Шамус покачал головой.

— Вы не понимаете, что это за человек, — попытался объяснить он, — и какие у него взаимоотношения со здешними людьми. Тут, на диком севере, он значит больше, чем сам король.

— Какая самонадеянность! — мрачно заявил епископ. — Очень опасная, очень. Ты должен был пойти с ним или, по крайней мере, сопровождать его незаметно. Сегодня же ночью собери людей и с удвоенной скоростью отправляйтесь вдогонку.

— И вы с нами?

Де'Уннеро бросил на капитана презрительный взгляд.

— Я опережу вас. К тому времени, когда вы догоните меня, с Полуночником должно быть покончено. Ты со своими солдатами поможешь мне доставить в Палмарис уцелевших, если, конечно, они будут. — Шамус открыл было рот, но епископ остановил его. — Все, пора в путь.

Они вышли из рощи и увидели Томаса вместе с несколькими другими крестьянами, которые делали вид, что у них тут свои дела.

— Они поняли, что вы охотитесь на Полуночника, — шепнул Шамус Де'Уннеро на ухо.

Епископ презрительно фыркнул.

— Что мы охотимся на него, ты имеешь в виду, — прошептал он в ответ. — Не говори им, кто я такой.

Шамус лишь кивнул, не пускаясь в расспросы. В конце концов, Де'Уннеро действовал от имени короля.

Сбившись в тесную группу и сжимая в руках оружие, Томас и его товарищи подошли к монаху и капитану.

Но не с целью напасть, понимал Де'Уннеро; после всего случившегося на это у них не хватит мужества. В воздухе ощущалось вязкое напряжение, и епископ, получавший от этого дополнительное удовольствие, решил еще немного усилить его.

— Если кто-то захочет предупредить человека по имени Полуночник, что я отправляюсь на его поиски, пусть отдает себе отчет в том, что выступает против церкви Абеля и что наказание будет скорым и неотвратимым.

Шамус подумал, что Де'Уннеро перегибает палку.

Однако епископ понимал, что одержал верх.
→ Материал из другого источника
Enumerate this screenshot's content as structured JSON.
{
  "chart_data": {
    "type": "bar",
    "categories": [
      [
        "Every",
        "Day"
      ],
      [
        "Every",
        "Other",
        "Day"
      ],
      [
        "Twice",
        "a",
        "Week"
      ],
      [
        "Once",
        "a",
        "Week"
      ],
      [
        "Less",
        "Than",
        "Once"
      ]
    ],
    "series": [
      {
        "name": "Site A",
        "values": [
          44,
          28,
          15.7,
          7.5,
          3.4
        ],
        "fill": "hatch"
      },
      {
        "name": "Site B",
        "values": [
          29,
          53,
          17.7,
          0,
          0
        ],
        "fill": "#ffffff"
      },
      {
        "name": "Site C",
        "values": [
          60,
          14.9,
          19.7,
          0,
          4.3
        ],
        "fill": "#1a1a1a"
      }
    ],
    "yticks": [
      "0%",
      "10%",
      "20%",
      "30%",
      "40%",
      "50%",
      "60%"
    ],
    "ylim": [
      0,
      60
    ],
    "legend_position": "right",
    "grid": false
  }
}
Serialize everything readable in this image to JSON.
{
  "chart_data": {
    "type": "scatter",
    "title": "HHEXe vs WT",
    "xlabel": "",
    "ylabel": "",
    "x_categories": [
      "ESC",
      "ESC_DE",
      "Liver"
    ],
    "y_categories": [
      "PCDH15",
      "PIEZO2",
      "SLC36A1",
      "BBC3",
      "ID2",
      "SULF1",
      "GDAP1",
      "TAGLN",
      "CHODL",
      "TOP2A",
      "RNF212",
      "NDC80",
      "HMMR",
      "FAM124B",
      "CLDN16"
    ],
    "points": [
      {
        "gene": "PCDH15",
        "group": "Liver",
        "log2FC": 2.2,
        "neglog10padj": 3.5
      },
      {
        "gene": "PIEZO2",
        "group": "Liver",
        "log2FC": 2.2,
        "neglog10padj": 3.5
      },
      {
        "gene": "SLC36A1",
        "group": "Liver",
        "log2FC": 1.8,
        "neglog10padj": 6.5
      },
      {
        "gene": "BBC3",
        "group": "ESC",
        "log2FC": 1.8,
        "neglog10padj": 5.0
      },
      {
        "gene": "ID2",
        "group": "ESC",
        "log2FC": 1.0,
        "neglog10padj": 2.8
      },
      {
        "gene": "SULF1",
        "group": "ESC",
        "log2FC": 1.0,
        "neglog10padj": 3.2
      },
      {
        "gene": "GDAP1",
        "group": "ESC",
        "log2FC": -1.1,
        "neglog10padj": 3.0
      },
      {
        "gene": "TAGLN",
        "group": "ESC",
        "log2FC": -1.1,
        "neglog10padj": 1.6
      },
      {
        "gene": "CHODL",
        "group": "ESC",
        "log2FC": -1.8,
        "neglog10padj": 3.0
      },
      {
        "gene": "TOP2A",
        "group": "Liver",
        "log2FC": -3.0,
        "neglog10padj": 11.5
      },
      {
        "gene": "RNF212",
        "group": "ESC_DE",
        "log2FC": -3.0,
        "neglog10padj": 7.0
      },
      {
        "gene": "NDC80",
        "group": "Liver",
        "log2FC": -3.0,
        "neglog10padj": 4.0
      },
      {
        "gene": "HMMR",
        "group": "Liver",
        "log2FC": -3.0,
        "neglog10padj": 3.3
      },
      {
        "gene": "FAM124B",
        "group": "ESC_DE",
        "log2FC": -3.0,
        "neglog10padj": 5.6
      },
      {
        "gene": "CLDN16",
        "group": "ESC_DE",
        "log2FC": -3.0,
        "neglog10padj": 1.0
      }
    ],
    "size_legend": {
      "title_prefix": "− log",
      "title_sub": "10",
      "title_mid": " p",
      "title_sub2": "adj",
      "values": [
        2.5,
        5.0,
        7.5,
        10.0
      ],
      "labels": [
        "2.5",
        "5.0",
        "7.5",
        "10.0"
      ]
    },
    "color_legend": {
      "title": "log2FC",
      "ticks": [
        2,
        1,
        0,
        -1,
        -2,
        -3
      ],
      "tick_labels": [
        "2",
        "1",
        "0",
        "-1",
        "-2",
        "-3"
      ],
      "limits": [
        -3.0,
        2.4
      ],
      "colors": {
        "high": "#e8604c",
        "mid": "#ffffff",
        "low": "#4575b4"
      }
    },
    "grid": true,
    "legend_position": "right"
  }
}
И действительно, Томас и остальные отошли в сторону, позволив им с капитаном пройти.

Идя вслед за епископом, Шамус чувствовал, как в его душе нарастает злость. Только когда они остались одни, он заметил трансформацию, происшедшую с рукой его спутника, — мощные когти, торчащие из складок широкого рукава. Капитана охватила дрожь, но на пути в Дундалис он не произнес ни слова. Де'Уннеро повторил свой приказ выйти в путь той же ночью и ушел, направляясь на север.

В лесу между тем Томас Джинджерворт с товарищами изумленно разглядывали кожаную тунику, разодранную в клочья с такой легкостью, словно она была бумажная.

— Полуночник с ним справится, — сказал один из них, и все остальные согласно закивали.

Томас тоже кивал, хотя в душе отнюдь не был уверен в правильности такой оценки. Однако он не мог позволить себе показать это; напротив, он должен был помочь им найти хотя бы некоторое успокоение в искренней вере в Полуночника, ставшего всем им другом. Этот странный, смертельно опасный монах взволновал их всех, и в особенности Томаса, который единственный смотрел этому человеку в глаза и прочел в них такую силу воли, мощь и уверенность в собственном превосходстве, каких и вообразить себе не мог.

Дай бог, думал он, чтобы этот монах не нашел Полуночника.


На самом деле это была не пещера, а всего лишь выступ, естественная ниша, образовавшаяся на склоне скалистого утеса. Однако Элбрайн, который обычно прятался в покинутой медведем берлоге или под сенью низко растущих густых сосновых ветвей, счел, что это удача — найти такое удобное место для Оракула. Он укрылся под навесом, когда солнце коснулось западной линии горизонта, а небо все еще полыхало красным, розовым и фиолетовым; поставил зеркало на камень, завесил одеялом вход, отчего внутри стало еще темнее, и бросил последний взгляд на полыхающее красками небо.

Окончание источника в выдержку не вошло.